Embroiled in the curiosity-driven anxiousness of pre-adolescence and an Oedipal struggle with his philandering inventor father, Edward Pettigrew (Colin Firth), the young boy is propelled by strange family circumstances into issues beyond his years, which shock, bewilder and ultimately charm family and friends around him. Fraser is becoming aware of women.
After his father belittles him in front of his lovely French future aunt, Heloise (Irene Jacob), Fraser finds escape, forbidden knowledge and fascination in his deceased grandfather’s book collection in the attic. A few nude photographs and a loftily written essay on prostitution confuse, intrigue and inspire self-discovery.
Set against lush, green, serene landscapes and lakes, Fraser’s growing awareness about the world and the midlife blundering of his father turn together more as a natural cycle of life than a soap opera in the sprawling hills – even if love, betrayal, death and passion are this film’s primary themes. The life cycle – the new replacing the old – is also represented by Aunt Heloise, and Fraser’s lovely, aging mother, Moira Pettigrew, played convincingly by Mary Elizabeth Mastrantonio.
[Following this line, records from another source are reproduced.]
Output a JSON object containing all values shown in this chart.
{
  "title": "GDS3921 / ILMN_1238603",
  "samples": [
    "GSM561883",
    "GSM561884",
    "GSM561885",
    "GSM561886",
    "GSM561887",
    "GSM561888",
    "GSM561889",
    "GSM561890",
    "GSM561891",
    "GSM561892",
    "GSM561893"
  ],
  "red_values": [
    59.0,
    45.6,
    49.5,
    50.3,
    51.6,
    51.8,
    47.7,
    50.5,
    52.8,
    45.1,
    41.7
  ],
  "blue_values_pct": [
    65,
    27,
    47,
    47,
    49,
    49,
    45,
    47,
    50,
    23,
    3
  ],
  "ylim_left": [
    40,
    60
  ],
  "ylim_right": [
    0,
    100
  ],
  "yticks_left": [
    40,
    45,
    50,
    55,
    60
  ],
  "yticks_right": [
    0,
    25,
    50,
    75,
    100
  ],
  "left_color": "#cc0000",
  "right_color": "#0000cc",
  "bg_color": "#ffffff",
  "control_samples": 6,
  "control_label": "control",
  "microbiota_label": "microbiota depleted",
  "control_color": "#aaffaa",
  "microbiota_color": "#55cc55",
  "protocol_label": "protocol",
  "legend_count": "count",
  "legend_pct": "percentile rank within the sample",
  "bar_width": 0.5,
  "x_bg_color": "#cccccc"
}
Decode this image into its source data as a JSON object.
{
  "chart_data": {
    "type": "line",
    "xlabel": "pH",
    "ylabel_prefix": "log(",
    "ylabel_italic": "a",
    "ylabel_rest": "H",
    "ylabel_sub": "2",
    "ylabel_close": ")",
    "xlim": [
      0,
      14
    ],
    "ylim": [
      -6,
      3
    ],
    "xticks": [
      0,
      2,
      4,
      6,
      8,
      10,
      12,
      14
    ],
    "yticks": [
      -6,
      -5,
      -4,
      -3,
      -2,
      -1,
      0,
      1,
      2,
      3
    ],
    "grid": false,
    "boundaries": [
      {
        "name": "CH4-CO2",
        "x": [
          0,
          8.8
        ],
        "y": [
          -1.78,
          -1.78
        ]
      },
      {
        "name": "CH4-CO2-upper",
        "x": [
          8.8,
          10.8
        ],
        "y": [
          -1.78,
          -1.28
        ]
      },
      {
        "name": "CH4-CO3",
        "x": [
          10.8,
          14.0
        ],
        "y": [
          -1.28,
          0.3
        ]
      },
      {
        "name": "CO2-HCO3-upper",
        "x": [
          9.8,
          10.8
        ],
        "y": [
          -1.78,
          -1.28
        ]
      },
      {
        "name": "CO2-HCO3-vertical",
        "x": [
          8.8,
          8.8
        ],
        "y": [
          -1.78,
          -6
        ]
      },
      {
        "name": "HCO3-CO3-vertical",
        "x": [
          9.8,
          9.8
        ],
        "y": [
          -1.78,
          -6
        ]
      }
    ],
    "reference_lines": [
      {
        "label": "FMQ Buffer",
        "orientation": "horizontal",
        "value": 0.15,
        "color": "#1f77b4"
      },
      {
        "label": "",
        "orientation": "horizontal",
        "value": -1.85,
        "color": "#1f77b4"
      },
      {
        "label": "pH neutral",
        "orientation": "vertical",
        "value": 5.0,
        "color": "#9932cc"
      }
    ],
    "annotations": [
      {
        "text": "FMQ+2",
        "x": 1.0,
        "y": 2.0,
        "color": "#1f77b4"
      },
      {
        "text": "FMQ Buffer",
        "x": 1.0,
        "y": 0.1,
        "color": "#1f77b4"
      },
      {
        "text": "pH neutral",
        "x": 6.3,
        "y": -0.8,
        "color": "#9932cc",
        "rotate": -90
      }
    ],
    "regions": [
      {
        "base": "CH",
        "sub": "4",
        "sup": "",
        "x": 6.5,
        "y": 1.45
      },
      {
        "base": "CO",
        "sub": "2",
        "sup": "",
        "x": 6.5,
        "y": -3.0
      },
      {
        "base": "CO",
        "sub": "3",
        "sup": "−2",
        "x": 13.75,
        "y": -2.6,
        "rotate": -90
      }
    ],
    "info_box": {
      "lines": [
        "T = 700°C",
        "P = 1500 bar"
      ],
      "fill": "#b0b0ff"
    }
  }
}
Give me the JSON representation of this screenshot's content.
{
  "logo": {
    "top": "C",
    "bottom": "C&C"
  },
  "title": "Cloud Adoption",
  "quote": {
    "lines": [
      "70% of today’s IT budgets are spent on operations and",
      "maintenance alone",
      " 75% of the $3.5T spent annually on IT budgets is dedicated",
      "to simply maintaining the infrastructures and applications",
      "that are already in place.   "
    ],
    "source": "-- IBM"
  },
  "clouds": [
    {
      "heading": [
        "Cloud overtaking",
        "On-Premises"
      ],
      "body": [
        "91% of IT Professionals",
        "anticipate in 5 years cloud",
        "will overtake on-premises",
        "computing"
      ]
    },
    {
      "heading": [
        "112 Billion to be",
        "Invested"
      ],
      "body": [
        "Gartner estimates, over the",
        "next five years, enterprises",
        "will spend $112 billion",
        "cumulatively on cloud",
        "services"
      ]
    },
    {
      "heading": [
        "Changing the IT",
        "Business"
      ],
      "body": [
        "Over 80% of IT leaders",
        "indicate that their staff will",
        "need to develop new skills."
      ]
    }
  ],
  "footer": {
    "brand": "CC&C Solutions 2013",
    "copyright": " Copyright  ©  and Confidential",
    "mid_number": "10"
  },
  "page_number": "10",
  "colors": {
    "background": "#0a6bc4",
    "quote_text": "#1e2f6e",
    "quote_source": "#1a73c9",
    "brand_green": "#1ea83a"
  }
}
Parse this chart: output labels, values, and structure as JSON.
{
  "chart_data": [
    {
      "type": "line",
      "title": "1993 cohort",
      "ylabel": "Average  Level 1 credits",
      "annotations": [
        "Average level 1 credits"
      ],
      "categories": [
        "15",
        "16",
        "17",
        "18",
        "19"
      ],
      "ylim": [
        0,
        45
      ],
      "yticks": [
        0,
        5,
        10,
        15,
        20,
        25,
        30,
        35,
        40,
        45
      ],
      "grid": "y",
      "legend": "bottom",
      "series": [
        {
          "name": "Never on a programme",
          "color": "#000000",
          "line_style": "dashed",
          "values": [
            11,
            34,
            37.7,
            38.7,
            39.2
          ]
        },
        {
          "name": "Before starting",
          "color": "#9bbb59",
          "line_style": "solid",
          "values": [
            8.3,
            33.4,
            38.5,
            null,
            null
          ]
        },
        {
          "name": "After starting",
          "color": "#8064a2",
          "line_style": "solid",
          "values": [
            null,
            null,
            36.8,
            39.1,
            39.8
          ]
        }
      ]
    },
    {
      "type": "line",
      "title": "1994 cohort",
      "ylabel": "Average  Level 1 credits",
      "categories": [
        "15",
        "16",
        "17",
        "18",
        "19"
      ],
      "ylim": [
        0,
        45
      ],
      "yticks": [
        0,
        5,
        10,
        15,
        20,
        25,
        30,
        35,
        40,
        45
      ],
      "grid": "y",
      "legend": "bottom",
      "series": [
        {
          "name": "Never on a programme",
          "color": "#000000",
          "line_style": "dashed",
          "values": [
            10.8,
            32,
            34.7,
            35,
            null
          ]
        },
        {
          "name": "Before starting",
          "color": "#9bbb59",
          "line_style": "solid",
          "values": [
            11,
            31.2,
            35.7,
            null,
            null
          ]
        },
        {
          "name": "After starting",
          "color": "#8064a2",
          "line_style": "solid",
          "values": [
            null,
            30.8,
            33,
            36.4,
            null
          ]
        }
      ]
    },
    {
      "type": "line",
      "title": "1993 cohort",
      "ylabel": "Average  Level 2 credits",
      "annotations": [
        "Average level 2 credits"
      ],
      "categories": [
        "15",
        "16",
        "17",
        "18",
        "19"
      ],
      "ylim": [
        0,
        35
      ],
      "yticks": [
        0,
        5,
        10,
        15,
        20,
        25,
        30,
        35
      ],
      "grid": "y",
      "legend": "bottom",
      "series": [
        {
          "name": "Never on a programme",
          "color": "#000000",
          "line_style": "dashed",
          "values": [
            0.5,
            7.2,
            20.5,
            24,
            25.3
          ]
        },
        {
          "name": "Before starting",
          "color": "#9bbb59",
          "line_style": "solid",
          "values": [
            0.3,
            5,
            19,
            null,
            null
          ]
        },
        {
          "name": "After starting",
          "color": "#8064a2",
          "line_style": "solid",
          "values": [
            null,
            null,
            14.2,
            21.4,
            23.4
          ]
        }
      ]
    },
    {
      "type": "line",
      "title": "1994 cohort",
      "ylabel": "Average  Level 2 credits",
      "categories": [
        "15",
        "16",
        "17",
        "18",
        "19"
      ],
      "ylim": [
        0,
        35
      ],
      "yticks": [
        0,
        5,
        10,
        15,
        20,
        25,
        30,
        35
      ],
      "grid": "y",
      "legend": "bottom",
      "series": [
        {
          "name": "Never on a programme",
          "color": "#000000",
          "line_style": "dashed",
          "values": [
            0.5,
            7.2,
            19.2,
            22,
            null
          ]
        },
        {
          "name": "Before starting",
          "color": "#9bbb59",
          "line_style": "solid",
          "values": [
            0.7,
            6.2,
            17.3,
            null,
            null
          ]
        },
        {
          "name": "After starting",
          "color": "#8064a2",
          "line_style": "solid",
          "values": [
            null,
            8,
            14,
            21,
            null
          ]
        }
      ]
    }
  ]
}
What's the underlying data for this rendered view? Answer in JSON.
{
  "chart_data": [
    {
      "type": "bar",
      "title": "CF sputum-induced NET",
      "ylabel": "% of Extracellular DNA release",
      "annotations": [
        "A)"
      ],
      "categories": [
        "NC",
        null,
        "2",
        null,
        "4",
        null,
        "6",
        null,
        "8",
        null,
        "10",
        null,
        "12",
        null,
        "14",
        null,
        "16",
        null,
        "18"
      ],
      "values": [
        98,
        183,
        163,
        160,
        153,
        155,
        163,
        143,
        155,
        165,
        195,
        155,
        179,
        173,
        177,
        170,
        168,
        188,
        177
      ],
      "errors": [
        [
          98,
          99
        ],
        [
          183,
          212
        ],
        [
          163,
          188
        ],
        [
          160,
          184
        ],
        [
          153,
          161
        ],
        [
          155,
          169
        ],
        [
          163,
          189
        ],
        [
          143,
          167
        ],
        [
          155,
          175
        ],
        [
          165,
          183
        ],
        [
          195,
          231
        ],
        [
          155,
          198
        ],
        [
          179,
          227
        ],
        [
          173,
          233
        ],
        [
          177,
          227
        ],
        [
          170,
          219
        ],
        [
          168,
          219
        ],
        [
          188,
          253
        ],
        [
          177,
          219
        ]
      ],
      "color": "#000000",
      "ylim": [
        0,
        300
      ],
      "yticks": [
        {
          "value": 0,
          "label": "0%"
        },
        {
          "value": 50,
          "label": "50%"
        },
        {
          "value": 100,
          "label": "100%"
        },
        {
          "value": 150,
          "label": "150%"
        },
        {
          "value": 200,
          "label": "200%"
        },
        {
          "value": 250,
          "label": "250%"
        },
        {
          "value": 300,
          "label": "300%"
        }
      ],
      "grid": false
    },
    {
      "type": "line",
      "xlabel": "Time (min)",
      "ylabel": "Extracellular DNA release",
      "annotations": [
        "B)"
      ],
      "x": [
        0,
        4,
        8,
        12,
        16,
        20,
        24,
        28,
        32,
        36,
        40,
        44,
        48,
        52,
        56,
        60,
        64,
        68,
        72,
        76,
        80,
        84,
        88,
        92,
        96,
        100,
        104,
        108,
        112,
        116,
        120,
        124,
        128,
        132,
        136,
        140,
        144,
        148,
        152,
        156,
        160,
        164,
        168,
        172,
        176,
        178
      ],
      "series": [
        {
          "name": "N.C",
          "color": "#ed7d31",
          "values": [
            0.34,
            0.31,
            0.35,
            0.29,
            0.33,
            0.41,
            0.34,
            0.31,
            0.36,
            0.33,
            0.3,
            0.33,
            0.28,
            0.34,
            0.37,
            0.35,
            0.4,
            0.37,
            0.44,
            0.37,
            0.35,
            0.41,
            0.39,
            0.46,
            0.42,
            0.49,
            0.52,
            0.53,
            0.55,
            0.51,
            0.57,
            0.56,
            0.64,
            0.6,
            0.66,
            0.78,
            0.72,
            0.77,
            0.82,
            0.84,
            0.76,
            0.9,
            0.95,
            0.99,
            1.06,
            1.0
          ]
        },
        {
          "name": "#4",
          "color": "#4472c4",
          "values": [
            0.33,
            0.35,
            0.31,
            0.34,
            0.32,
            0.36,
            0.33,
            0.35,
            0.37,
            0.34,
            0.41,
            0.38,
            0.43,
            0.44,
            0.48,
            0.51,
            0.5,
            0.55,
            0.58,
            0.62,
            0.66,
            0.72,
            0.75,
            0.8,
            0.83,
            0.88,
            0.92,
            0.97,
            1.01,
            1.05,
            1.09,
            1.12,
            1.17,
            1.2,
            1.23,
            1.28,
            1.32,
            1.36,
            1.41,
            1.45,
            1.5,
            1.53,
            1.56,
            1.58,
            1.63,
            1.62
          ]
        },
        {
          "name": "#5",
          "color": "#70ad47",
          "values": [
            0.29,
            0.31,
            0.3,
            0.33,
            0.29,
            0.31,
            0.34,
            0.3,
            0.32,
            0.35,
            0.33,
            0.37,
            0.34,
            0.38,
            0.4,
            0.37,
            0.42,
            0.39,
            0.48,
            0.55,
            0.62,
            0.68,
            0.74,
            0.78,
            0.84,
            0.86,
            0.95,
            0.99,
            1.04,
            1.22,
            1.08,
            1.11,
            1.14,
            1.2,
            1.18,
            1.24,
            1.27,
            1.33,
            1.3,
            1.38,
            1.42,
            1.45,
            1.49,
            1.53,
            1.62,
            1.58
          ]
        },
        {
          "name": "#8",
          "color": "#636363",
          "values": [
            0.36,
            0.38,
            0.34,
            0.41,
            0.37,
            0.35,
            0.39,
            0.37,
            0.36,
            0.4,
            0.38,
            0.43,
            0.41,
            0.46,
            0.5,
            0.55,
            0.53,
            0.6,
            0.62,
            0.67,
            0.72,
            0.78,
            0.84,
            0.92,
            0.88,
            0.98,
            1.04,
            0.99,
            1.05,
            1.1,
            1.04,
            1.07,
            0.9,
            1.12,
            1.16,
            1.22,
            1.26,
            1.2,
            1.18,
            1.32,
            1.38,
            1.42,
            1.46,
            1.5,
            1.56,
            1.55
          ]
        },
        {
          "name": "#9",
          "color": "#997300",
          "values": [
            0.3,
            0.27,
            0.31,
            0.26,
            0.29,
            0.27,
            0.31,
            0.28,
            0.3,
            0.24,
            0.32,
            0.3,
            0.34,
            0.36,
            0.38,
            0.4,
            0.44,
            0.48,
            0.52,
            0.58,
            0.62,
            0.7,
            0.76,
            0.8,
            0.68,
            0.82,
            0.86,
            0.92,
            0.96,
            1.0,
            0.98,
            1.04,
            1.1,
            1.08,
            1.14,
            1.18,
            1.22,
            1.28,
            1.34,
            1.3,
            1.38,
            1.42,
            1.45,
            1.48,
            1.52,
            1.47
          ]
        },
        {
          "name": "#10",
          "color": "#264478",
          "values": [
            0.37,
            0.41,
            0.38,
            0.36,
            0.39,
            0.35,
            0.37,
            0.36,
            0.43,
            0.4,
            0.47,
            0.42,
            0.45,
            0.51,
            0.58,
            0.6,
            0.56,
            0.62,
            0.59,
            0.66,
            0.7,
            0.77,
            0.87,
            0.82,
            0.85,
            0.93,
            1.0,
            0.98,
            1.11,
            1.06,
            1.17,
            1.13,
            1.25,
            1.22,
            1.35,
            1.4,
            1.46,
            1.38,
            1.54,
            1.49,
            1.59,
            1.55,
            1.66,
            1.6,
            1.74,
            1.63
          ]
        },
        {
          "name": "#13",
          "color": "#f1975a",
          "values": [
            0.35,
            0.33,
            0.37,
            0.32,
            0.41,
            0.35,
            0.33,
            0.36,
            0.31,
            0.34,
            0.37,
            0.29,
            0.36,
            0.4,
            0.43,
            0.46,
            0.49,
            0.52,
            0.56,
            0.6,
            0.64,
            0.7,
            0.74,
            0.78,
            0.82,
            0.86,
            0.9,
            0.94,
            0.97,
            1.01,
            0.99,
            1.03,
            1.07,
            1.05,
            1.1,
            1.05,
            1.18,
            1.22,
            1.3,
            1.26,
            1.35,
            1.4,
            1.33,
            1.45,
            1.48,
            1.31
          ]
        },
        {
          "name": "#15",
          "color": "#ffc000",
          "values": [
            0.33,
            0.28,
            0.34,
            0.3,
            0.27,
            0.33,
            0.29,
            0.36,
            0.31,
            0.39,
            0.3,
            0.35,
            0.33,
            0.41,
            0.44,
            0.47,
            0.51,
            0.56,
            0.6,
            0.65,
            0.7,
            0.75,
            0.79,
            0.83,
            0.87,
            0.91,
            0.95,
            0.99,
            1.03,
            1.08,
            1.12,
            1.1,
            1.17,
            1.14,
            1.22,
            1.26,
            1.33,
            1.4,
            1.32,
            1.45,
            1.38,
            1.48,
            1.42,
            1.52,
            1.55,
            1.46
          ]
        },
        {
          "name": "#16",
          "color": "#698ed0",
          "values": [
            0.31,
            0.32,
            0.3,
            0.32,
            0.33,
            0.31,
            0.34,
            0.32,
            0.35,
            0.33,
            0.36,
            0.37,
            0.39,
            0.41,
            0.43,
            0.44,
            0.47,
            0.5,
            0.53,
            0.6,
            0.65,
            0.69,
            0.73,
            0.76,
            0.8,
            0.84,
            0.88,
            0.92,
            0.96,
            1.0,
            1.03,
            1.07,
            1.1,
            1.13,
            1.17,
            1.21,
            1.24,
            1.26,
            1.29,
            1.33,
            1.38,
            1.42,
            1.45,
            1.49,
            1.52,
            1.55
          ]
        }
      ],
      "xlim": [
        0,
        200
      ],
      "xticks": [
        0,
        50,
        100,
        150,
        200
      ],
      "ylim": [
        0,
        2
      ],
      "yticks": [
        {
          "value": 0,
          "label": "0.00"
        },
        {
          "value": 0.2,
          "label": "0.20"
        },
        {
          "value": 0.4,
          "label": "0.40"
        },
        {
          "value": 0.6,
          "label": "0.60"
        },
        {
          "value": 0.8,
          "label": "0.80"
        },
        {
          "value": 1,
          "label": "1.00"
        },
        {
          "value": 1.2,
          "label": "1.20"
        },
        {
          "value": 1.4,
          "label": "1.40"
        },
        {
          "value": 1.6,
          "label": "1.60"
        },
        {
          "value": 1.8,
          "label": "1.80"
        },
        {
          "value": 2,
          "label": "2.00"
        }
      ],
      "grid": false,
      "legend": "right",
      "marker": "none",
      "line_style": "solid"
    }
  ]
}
Heloise represents a feminine ideal – the object of desire – that repels Fraser and draws him in at once. The mother – a woman who gave up a career as an opera singer and is beginning to show lines in her face from years of caring for a husband, a grandmother and a house full of children – floats like a lost ghost. Her absence creates a space for recollection, for our realization that as much as it narrates a boy’s coming-of-age, this film also documents an inevitable exit that is just as easy and moving to read as Fraser’s naive account of life. At least so far.